Characteristics of IPD (2)

Our results differed from those of the conventional report in two aspects: age at disease onset and fatal characteristics. Regarding the former, all patients were 50 years or older, and only two patients were 70 years or older (Table 3). For the latter, the three patients who died were all younger (58, 58, and 61 years old), and only one patient had a history of a solid organ tumor. That patient had a rapid course and died within one month (Table 3). In the patients who survived, the median duration of hospitalization was 48 days, which is a long duration of hospital stay (Table 3).

The 23-valent pneumococcal vaccine was recommended for inoculation in adults in March 1988. Adaptation of the sedimentation the 13 valen pneumococcal conjugate vaccine (PCV13) for patients aged ≤65 years was approved in June 2014. Periodic inoculation with the 23-valent pneumococcal vaccine for adults aged ≤65 years was recommended in October 2014[7]).

There have been some reports on the effects of pneumococcal vaccines on IPD. The heptavalent pneumococcal conjugate vaccine (PCV7) was introduced in the United States in 2000[8]). An indirect effect was found in the non-vaccinated population as IPD of the serotype of the vaccine largely decreased in 2003, resulting in a decrease in transmission[9]). This study also reported that IPD in older adults by the vaccine serotype decreased by 75%.

In Japan, the introduction of periodic inoculation to promote PCV7 vaccination in children was implemented using public funding. Serotype substitution of the causative organism in adult IPD is suggested by the herd immunity effect.

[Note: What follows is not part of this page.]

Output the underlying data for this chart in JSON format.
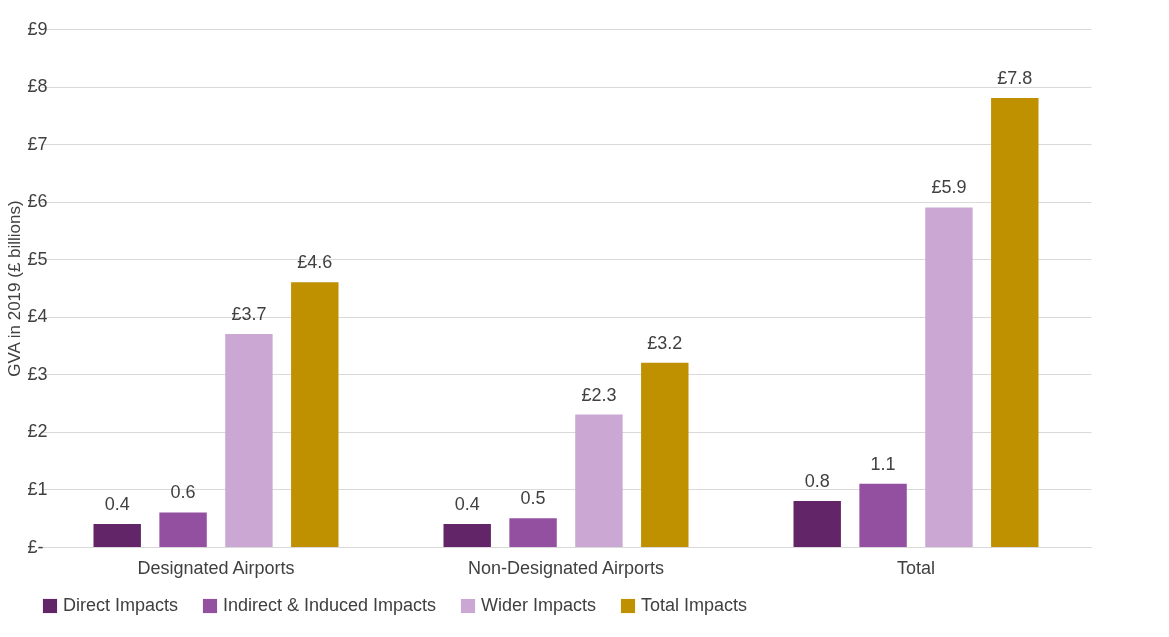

Because this was a retrospective study conducted at a municipal hospital, we could not identify the pneumococcal capsule type. All cases in which the capsule type was not identified and were considered not to have been incculated by the pneumococcus vaccine. Therefore, it was difficult to evaluate the efficacy of the vaccine and the cause of death in the patients with IPD included in the current study. However, Chiba states that vaccination is required to control IPD infection[4]). Ito et al.[10]) reported three cases of kidney transplant recipients who developed IPD. The non-inoculated patient died, while another patient had a history of inoculation with a capsular serotype not included in the vaccine. The authors concluded that the vaccine appeared to be efficacious. In our study, none of the patients had been inoculated with the pneumococcal vaccine. There is a possibility that prior vaccination in people younger than 65 years may prevent the onset of IPD.

Conclusion

IPD can develop in younger people and those without underlying diseases. In addition, patients who have a rapid course may die. In line with previous studies that have reported the effectiveness of the pneumococcal vaccine, our findings emphasize the benefit of vaccination in preventing IPD in people younger than 65 years of age.

Ethical approval

The study was approved by the ethics committee of Obihiro Kosei General Hospital, 2020-022.

Conflicts of interest

The authors declare that they have no conflicts of interest.